From 2017 to 2023, a total of unique 61 pediatric renal transplant recipients were followed at the UTHealth transplant clinic. We excluded patients who had undergone combined visceral organ transplant (n=4) and those with less than 4 dd-cfDNA values reported by the end of the study period (n=14). Among the 43 patients included in the analysis, 10 patients experienced persistently elevated dd-cfDNA levels, >=1.0% for at least 12 months. No differences were noted when comparing baseline characteristics, cause of ESRD, or transplant source between the two groups.

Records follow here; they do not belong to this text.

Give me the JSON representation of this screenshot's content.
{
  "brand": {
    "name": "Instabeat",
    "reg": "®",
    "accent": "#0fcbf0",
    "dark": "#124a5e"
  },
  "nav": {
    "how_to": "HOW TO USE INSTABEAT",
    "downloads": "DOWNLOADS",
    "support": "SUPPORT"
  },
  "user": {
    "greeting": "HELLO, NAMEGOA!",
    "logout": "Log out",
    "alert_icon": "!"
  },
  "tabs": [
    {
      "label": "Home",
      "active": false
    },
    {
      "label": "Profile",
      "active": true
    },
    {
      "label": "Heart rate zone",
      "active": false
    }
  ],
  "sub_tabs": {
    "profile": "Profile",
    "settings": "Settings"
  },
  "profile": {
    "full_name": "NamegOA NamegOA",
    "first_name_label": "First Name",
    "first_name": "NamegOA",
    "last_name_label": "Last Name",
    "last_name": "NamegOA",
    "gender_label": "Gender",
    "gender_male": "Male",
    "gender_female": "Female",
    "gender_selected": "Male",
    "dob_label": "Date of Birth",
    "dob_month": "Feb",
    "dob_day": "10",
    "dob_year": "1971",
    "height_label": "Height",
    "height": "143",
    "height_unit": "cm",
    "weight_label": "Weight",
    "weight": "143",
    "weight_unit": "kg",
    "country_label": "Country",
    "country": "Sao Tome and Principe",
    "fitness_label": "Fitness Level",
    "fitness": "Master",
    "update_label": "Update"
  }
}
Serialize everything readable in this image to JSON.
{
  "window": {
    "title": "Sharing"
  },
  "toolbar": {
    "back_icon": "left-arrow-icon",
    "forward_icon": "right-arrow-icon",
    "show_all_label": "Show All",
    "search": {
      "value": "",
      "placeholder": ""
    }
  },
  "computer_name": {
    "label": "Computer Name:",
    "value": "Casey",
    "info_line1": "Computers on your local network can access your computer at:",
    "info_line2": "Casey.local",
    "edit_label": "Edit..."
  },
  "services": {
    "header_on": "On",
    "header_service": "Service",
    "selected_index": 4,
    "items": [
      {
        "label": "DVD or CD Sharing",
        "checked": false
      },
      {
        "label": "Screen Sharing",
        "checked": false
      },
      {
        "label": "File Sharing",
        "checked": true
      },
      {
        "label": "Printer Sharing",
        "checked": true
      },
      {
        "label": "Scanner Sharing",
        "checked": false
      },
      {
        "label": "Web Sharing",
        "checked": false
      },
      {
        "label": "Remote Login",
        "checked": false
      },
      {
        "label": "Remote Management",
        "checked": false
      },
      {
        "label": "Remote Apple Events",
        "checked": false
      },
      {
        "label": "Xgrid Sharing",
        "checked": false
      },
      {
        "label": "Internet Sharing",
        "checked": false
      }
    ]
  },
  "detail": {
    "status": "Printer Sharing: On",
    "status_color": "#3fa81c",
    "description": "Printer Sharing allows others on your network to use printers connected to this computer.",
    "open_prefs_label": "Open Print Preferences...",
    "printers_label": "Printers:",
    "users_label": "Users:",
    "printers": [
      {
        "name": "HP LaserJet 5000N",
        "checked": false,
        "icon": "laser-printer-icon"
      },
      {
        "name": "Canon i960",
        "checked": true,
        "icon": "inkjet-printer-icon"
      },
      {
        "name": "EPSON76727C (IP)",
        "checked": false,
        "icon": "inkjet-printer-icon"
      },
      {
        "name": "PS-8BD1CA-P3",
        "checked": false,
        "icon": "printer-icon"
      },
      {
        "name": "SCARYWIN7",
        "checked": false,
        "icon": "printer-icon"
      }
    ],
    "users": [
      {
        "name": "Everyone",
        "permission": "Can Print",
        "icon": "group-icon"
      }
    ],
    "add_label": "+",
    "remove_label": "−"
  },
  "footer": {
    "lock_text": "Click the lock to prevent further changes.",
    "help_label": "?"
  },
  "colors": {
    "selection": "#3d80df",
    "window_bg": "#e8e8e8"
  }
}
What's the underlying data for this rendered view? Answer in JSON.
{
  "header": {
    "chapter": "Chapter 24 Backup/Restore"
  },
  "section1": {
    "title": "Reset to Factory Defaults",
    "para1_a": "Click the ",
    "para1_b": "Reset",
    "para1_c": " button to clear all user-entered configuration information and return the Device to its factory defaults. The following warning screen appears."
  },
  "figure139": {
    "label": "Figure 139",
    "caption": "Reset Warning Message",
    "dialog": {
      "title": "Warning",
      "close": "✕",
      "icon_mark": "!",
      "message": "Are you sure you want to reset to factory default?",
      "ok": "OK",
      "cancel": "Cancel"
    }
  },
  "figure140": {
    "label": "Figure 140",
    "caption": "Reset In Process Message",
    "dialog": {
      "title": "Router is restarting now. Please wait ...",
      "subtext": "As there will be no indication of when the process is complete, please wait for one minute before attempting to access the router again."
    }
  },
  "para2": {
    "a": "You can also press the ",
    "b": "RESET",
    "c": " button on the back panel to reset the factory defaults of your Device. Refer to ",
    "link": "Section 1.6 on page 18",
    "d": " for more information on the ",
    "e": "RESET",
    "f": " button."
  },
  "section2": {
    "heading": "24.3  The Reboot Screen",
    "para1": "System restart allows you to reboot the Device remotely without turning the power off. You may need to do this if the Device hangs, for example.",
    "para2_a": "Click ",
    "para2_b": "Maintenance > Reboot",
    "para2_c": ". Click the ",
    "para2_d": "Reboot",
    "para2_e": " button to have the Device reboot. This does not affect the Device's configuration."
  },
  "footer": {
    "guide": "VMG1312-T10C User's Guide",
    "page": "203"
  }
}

Comparing between the two groups, for those with dd-cfDNA level >1.0% for more than one year, there was a difference in DSA data. For those who met the defined threshold, DSA presence was increased (OR 4.03, 95% CI, 0.81 to 20.0, p value 0.088). Further analysis of DSA classes showed increased presence of Type A and B (OR 22.2 and 55.7, respectively, p-value <0.001). After controlling for months from transplant, sustained elevation of dd-cfDNA levels was an independent risk factor for presence of DSA.

Conclusion

To our knowledge, this is the first pediatric study evaluating sustained elevation of dd-cfDNA levels and its association with DSA. Obtaining dd-cfDNA levels during these visits can easily be performed and could provide supplemental information for the continued monitoring and management of renal transplant recipients.